According to Mauricio Di Bartolomeo, co-founder of Ledn, the increasing favorability of the Trump administration towards cryptocurrencies is poised to revolutionize the bitcoin lending landscape within the next four years.
In Di Bartolomeo’s view, “A significant surge in bitcoin-backed loans is on the horizon as rates are expected to become competitive with home equity and personal credit options.”
He elaborated on the global reach of bitcoin, stating: “Bitcoin is uniform everywhere, unlike gold stored in various locations. This uniformity provides underwriting advantages.”
This shift could enable investors in developing nations access to advantageous financing solutions, a capability that has historically been limited.

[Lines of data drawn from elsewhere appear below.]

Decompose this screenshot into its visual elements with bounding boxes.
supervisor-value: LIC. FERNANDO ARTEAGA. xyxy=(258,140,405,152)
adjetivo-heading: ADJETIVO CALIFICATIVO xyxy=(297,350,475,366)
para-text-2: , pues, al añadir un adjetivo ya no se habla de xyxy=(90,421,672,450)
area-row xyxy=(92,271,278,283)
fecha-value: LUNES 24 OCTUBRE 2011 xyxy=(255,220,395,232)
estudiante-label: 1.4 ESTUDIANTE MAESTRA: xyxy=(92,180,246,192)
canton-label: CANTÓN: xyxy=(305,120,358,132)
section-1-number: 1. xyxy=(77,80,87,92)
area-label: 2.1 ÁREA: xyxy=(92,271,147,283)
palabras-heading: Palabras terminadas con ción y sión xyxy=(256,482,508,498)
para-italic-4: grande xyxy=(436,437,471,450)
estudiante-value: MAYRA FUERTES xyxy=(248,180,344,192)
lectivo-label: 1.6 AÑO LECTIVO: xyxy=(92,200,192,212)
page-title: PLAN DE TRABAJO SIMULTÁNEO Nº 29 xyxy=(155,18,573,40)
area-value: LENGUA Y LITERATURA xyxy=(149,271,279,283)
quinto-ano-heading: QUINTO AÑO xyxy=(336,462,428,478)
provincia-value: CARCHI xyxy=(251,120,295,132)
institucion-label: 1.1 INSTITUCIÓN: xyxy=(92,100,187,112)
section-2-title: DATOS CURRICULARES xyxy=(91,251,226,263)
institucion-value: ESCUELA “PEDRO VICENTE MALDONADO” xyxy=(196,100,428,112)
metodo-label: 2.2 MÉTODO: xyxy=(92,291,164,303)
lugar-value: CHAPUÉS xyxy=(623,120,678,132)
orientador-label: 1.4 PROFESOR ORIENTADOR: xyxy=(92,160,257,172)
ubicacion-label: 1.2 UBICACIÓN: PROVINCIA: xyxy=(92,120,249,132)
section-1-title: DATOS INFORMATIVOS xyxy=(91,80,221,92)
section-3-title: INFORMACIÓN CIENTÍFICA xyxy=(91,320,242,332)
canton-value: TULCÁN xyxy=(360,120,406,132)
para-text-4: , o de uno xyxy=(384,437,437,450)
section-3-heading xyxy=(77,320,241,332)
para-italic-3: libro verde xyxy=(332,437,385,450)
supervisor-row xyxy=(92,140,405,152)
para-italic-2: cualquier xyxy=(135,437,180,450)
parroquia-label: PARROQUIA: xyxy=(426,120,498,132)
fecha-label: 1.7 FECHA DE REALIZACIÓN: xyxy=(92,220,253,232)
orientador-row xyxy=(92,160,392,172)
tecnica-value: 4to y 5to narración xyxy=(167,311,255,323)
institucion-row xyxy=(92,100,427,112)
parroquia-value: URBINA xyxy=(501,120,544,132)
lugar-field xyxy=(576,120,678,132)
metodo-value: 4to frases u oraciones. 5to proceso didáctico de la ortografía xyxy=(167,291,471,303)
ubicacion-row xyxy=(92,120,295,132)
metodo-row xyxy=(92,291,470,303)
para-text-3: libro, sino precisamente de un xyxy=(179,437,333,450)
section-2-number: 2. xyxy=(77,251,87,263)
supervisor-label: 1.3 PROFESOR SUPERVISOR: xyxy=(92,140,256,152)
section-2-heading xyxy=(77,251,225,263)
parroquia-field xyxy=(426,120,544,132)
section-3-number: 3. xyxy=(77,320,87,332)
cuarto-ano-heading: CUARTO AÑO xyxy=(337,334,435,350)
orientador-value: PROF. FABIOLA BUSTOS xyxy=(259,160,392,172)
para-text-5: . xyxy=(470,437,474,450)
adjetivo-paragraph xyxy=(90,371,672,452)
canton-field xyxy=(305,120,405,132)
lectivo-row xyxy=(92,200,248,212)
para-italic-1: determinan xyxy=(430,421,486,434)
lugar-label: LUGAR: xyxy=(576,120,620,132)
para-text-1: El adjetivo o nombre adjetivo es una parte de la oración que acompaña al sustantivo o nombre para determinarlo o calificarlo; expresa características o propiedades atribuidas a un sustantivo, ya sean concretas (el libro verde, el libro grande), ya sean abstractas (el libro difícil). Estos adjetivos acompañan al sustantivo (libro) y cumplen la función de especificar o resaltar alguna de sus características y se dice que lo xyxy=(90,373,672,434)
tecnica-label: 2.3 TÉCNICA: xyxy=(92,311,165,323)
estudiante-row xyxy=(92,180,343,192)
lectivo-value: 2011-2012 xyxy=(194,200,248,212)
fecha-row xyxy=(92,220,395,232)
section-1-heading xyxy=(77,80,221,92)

The withdrawal of the U.S. Securities and Exchange Commission’s (SEC) SAB 121 rule—a regulation that complicated the custody of crypto assets—has also opened doors for large banks. Di Bartolomeo remarked on the previously limited competition within U.S. crypto lending, indicating: “It’s a seller’s market right now, but this is about to change rapidly.”
His optimistic forecast for Ledn includes the notion that they will continue to thrive, regardless of market fluctuations, emphasizing enthusiasm for their prospects in the evolving scene.